Dy. Manager/Assistant Manager Quality Assurance - Healthcare Division

Role & responsibilities

Document Control and Quality Management:

• Review, approve, and maintain Standard Operating Procedures (SOPs), Work Instructions, and other quality-related documents to ensure compliance with internal procedures and external regulatory requirements.
• Lead and coordinate change control processes, ensuring proper documentation and regulatory compliance during changes to processes, materials, and equipment.
• Review and approve Deviation Reports, OOS/OOT Reports, and related investigations to ensure all findings are accurately documented, addressed, and corrective actions implemented.

Compliance Monitoring:

• Ensure continuous compliance with applicable standards, including ISO 13485, ISO 15378, MDSAP, and other relevant regulatory requirements.
• Oversee the management of cleanroom compliance, ensuring adherence to GMP (Good Manufacturing Practices) and environmental monitoring protocols.
• Conduct regular internal audits to assess adherence to QMS standards, identify gaps, and implement corrective/preventive actions.

Management Representative (MR) Role:

• Act as the primary point of contact for the management review of quality management system activities.
• Coordinate and lead QMS-related activities for audits, CAPAs (Corrective and Preventive Actions), and internal and external assessments.
• Ensure effective communication between top management and operational teams on quality assurance matters, escalating issues and providing timely solutions.

Customer Interaction and Query Response:

• Act as a liaison between the company and customers for quality-related inquiries, complaints, and documentation requests.
• Review and provide timely and accurate responses to customer queries, ensuring proper root cause analysis and corrective actions are communicated.

Qualification and Validation:

• Review and approve Qualification Protocols and Reports (including IQ, OQ, PQ) for equipment, processes, and systems.
• Ensure that qualification and validation activities align with both regulatory requirements and company policies.

Training and Development:

• Provide guidance and support to junior team members and employees regarding QMS requirements, SOPs, and quality assurance processes.

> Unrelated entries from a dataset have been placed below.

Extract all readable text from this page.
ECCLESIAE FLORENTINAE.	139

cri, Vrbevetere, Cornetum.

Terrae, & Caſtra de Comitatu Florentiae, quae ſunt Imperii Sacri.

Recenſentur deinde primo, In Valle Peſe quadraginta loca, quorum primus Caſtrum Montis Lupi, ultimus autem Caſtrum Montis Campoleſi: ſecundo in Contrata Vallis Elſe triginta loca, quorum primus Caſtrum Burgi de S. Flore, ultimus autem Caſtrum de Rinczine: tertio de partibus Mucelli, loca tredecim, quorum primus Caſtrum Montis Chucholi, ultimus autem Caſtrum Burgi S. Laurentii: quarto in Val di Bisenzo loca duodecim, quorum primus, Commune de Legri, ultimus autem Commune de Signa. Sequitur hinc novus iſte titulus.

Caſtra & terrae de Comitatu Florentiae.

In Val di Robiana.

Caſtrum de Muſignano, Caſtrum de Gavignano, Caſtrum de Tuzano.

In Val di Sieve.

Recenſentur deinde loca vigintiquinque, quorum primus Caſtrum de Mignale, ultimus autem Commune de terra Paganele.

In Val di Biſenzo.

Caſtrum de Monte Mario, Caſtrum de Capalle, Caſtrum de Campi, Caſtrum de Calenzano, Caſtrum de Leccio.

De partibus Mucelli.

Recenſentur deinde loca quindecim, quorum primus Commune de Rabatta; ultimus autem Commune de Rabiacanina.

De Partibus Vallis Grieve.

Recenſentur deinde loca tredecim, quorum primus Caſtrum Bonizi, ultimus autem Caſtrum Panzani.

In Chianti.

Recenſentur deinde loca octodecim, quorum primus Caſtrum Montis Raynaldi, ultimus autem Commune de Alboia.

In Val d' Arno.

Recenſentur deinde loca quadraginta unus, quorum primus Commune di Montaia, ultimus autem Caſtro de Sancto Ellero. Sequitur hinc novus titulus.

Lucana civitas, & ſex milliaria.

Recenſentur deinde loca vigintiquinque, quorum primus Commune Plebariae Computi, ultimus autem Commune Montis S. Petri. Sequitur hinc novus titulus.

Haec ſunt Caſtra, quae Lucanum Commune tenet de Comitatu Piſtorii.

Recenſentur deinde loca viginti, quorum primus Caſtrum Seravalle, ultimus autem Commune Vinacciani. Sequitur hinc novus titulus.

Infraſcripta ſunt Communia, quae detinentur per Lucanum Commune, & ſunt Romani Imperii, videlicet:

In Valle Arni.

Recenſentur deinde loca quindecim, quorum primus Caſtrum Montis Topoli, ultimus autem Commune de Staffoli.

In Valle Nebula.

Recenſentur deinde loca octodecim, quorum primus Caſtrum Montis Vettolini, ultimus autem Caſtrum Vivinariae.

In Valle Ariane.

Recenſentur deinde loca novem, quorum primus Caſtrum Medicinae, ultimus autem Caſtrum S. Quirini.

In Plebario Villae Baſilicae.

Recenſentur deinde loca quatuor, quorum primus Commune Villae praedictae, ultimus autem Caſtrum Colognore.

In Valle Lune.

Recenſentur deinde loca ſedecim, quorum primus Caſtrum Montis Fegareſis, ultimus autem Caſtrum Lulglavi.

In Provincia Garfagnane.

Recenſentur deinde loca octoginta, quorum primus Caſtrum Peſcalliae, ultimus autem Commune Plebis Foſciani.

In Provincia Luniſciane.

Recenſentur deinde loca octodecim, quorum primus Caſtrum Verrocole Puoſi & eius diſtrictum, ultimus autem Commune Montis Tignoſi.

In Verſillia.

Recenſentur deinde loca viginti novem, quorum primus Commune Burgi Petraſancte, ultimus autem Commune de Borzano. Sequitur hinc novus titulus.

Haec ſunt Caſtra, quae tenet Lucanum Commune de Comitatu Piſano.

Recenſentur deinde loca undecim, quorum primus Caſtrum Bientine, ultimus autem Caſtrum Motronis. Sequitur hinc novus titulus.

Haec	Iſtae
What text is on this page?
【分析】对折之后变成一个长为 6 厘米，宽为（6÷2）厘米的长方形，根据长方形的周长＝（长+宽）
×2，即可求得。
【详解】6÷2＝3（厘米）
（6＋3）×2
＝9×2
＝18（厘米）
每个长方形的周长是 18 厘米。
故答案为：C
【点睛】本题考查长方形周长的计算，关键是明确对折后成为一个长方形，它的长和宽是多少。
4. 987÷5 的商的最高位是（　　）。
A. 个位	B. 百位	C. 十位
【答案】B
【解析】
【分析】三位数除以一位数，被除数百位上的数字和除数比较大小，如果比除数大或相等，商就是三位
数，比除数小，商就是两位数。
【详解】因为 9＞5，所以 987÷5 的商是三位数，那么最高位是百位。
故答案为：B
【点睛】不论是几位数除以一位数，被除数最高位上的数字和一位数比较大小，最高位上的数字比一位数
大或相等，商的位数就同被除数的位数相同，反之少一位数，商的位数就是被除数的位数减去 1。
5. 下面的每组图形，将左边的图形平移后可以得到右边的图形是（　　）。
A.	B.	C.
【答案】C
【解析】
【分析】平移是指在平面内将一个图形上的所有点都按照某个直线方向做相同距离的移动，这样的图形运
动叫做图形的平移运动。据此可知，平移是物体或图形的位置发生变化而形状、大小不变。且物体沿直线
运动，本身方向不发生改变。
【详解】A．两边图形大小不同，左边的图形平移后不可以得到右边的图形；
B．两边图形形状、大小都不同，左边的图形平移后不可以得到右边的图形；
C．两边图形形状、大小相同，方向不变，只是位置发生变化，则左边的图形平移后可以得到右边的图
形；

Identify training needs and participate in the development and delivery of quality management and compliance-related training programs.

Preferred candidate profile

• In-depth knowledge of ISO 13485, ISO 15378, MDSAP, and other relevant regulations.
• Thorough understanding of quality management systems (QMS), Good Manufacturing Practices (GMP), and industry standards.
• Experience with cleanroom compliance, environmental monitoring, and GMP documentation.
• Familiarity with handling customer complaints, regulatory inspections, and audit processes.